Selain untuk menjauhi hal-hal yang melanggar hukum, malu juga bisa mendekatkan kepada kebaikan dan keimanan kepada sang Khalik, karena malu merupakan salah satu cabang dari iman. seperti halnya sabda Nabi Muhammad
“Iman memiliki lebih dari tujuh puluh atau enam puluh cabang. Cabang yang paling tinggi adalah perkataan ‘Lâ ilâha illallâh,’ dan yang paling rendah adalah menyingkirkan duri (gangguan) dari jalan. Dan malu adalah salah satu cabang Iman.” HR.al-Bukhâri
Dari hadis ini dapat diambil ibrah, bahwasanya malu sangatlah mempunyai kedudukan yang amat penting dalam kehidupan beragama, bermasyarakat dan bernegara. Karena dalam kehidupan beragama jika tidak mempunyai rasa malu maka akan menimbulkan sesuatu yang merugikan agama itu sendiri dan juga jika rasa malu tidak terdapat dalam bermasyarakat maka akan meresahkan masyarakat dan juga meresahkan Negara. Dari sinilah dapat kita pahami hadis ini sesuai dengan kebutuhan malu kita dan bagaimana kita menerapkan malu kita dalam beragama, bermasyarakat dan bernegara.
Dalam salah satu riwayat nabi pernah bersabda “Malu itu tidak mendatangkan sesuatu melainkan kebaikan.” (Muttafaq ‘alaihi) dalam riwayat Muslim “Malu itu kebaikan seluruhnya.” Hadis ini menunjukan bahwa ketika kita masih memiliki rasa malu maka kita akan mendapatkan kebaikan baik berupa kebaikan di dunia maupun kebaikan di akhirat.
Tetapi jangan sekali-kali kalua kita akan melakukan perbuatan yang baik kita megatakan aku malu maka malu seperti inilah tidak dibenarkan. Di antara sifat malu yang tercela adalah malu untuk menuntut ilmu syar’i, malu mengaji, malu membaca Alqur-an, malu melakukan amar ma’ruf nahi munkar yang menjadi kewajiban seorang Muslim, malu untuk shalat berjama’ah di masjid bersama kaum muslimin, malu memakai busana Muslimah yang syar’i, malu mencari nafkah yang halal untuk keluarganya bagi laki-laki, dan yang semisalnya.

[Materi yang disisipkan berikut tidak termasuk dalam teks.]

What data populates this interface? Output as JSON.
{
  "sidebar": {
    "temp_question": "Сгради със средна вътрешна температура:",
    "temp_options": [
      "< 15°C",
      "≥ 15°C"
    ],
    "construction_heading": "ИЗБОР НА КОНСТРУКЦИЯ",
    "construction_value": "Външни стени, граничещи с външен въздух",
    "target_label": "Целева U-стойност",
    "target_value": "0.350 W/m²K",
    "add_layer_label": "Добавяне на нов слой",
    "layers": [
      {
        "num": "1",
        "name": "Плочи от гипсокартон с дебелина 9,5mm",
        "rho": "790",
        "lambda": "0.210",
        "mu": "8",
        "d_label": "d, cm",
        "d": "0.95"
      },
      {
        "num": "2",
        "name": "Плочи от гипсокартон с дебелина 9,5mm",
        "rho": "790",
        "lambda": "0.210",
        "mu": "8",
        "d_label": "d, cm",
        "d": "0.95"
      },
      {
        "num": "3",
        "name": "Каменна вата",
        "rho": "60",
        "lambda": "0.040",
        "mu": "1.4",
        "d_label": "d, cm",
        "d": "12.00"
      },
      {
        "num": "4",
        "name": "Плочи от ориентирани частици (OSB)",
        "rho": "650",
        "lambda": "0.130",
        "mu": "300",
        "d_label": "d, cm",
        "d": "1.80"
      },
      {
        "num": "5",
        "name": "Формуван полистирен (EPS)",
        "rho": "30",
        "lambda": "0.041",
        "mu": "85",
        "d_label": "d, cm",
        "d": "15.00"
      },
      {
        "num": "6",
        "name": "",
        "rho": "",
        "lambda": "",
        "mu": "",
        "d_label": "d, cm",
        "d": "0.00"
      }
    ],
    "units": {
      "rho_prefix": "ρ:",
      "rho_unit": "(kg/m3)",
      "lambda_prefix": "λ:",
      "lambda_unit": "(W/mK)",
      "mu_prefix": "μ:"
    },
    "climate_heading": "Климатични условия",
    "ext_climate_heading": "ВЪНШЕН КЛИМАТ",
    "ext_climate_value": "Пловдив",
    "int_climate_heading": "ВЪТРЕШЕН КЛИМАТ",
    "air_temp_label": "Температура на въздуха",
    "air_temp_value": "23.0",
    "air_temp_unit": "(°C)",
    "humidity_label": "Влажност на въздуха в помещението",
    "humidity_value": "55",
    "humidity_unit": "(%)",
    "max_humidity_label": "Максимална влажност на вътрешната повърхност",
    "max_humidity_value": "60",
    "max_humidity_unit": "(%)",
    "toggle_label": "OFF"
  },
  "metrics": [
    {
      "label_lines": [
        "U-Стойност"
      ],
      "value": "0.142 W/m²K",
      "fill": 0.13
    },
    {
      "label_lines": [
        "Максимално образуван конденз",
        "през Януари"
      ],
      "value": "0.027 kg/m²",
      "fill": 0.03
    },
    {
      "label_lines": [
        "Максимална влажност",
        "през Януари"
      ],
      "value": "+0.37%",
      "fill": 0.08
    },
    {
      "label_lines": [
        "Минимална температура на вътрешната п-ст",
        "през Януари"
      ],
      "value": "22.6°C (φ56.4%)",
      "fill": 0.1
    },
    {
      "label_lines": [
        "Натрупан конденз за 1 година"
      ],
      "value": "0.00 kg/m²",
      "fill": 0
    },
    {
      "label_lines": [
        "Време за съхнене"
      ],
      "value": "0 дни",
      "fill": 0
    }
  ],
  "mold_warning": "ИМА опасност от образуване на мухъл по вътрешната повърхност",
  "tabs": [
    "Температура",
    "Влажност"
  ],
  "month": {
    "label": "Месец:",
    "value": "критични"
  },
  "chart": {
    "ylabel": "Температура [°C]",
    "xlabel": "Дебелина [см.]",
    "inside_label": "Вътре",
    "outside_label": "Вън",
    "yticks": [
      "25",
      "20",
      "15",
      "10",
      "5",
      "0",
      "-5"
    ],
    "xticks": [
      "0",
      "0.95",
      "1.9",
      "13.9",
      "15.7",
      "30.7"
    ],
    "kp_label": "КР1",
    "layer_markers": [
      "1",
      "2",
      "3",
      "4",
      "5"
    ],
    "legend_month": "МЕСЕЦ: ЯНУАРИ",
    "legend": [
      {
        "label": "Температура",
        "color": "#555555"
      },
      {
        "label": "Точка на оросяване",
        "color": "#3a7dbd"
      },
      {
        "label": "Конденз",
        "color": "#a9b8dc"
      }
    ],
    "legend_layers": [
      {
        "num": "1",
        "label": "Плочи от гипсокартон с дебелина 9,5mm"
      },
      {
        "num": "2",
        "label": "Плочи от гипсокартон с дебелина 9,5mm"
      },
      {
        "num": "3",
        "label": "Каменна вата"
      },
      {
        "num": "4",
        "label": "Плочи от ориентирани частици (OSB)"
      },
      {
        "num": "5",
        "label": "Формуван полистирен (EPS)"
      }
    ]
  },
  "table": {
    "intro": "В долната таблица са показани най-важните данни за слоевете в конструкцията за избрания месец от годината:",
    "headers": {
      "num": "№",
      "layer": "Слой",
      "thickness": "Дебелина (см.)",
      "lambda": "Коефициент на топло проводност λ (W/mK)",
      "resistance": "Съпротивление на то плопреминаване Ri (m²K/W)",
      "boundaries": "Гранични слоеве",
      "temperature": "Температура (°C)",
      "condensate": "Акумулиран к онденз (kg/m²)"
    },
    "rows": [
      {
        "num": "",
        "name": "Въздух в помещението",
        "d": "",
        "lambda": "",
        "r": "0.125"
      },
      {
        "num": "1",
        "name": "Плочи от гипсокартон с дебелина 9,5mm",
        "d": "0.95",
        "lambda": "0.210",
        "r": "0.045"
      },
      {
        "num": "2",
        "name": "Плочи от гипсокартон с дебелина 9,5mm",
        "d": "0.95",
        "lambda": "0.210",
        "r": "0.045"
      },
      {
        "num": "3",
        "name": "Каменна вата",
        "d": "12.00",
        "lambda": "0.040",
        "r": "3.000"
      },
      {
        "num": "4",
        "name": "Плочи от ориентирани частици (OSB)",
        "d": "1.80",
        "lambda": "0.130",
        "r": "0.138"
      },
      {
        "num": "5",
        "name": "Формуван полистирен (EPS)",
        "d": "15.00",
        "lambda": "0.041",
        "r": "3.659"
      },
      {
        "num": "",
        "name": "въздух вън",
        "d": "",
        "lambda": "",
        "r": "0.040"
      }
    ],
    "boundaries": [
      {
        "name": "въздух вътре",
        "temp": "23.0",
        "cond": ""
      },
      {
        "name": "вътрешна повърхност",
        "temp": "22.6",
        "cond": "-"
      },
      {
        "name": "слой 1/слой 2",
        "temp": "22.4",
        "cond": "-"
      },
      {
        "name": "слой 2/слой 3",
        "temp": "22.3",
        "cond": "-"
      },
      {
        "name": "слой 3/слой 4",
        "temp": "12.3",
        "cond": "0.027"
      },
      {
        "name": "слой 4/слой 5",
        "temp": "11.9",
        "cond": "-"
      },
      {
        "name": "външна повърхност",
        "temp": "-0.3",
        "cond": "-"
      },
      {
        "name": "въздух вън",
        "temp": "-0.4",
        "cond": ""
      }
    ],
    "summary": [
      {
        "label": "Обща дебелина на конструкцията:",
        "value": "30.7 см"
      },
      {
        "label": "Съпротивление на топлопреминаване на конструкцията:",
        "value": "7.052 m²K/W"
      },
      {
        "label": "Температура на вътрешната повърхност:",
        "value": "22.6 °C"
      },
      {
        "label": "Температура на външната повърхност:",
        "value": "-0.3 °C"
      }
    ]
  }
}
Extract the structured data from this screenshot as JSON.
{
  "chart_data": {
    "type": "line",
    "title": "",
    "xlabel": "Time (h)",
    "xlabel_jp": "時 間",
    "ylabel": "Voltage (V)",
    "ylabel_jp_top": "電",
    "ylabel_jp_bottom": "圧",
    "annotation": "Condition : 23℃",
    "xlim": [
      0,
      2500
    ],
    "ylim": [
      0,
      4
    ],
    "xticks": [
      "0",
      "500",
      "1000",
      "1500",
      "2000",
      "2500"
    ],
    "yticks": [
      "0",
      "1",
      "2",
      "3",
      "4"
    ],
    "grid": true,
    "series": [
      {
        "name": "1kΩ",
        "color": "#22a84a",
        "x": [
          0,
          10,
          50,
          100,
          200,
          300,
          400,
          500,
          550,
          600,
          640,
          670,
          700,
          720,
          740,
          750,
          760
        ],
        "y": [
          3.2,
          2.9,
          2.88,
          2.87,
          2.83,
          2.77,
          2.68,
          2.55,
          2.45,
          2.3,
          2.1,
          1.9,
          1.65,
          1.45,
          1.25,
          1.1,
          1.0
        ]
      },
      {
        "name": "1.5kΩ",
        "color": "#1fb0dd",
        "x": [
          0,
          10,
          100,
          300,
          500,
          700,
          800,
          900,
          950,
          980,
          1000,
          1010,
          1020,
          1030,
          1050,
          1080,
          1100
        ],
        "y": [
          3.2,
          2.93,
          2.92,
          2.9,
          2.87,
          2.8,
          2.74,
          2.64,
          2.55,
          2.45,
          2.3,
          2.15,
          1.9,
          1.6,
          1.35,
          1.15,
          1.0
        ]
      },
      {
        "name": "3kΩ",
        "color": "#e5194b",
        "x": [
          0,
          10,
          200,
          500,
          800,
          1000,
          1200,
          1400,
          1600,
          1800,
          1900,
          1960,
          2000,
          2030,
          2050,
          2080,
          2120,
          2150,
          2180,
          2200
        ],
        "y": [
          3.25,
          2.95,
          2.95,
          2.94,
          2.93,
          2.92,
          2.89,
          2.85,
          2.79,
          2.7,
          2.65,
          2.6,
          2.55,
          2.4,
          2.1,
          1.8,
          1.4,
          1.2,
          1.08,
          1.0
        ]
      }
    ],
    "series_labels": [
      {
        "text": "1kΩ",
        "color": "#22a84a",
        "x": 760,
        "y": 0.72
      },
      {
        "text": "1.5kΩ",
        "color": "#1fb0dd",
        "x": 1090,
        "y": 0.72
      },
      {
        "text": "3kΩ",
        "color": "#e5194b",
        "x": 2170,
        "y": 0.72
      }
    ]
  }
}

Sifat malu seperti ini tercela karena akan menghalanginya memperoleh kebaikan yang sangat besar.
            Imam Ibnu Hibban al-Busti rahimahullaah berkata, “Wajib bagi orang yang berakal untuk bersikap malu terhadap sesama manusia. Diantara berkah yang mulia yang didapat dari membiasakan diri bersikap malu adalah akan terbiasa berperilaku terpuji dan menjauhi perilaku tercela. Disamping itu berkah yang lain adalah selamat dari api Neraka, yakni dengan cara senantiasa malu saat hendak mengerjakan sesuatu yang dilarang Allah. Karena, manusia memiliki tabiat baik dan buruk saat bermuamalah dengan Allah dan saat berhubungan sosial dengan orang lain.  Bila rasa malunya lebih dominan, maka kuat pula perilaku baiknya, sedang perilaku jeleknya melemah. Saat sikap malu melemah, maka sikap buruknya menguat dan kebaikannya meredup.
Beliau melanjutkan, “Sesungguhnya seseorang apabila bertambah kuat rasa malunya maka ia akan melindungi kehormatannya, mengubur dalam-dalam kejelekannya, dan menyebarkan kebaikan-kebaikannya. Siapa yang hilang rasa malunya, pasti hilang pula kebahagiaannya; siapa yang hilang kebahagiaannya, pasti akan hina dan dibenci oleh manusia; siapa yang dibenci manusia pasti ia akan disakiti; siapa yang disakiti pasti akan bersedih; siapa yang bersedih pasti memikirkannya; siapa yang pikirannya tertimpa ujian, maka sebagian besar ucapannya menjadi dosa baginya dan tidak mendatangkan pahala. Tidak ada obat bagi orang yang tidak memiliki rasa malu; tidak ada rasa malu bagi orang yang tidak memiliki sifat setia; dan tidak ada kesetiaan bagi orang yang tidak memiliki kawan. Siapa yang sedikit rasa malunya, ia akan berbuat sekehendaknya dan berucap apa saja yang disukainya.”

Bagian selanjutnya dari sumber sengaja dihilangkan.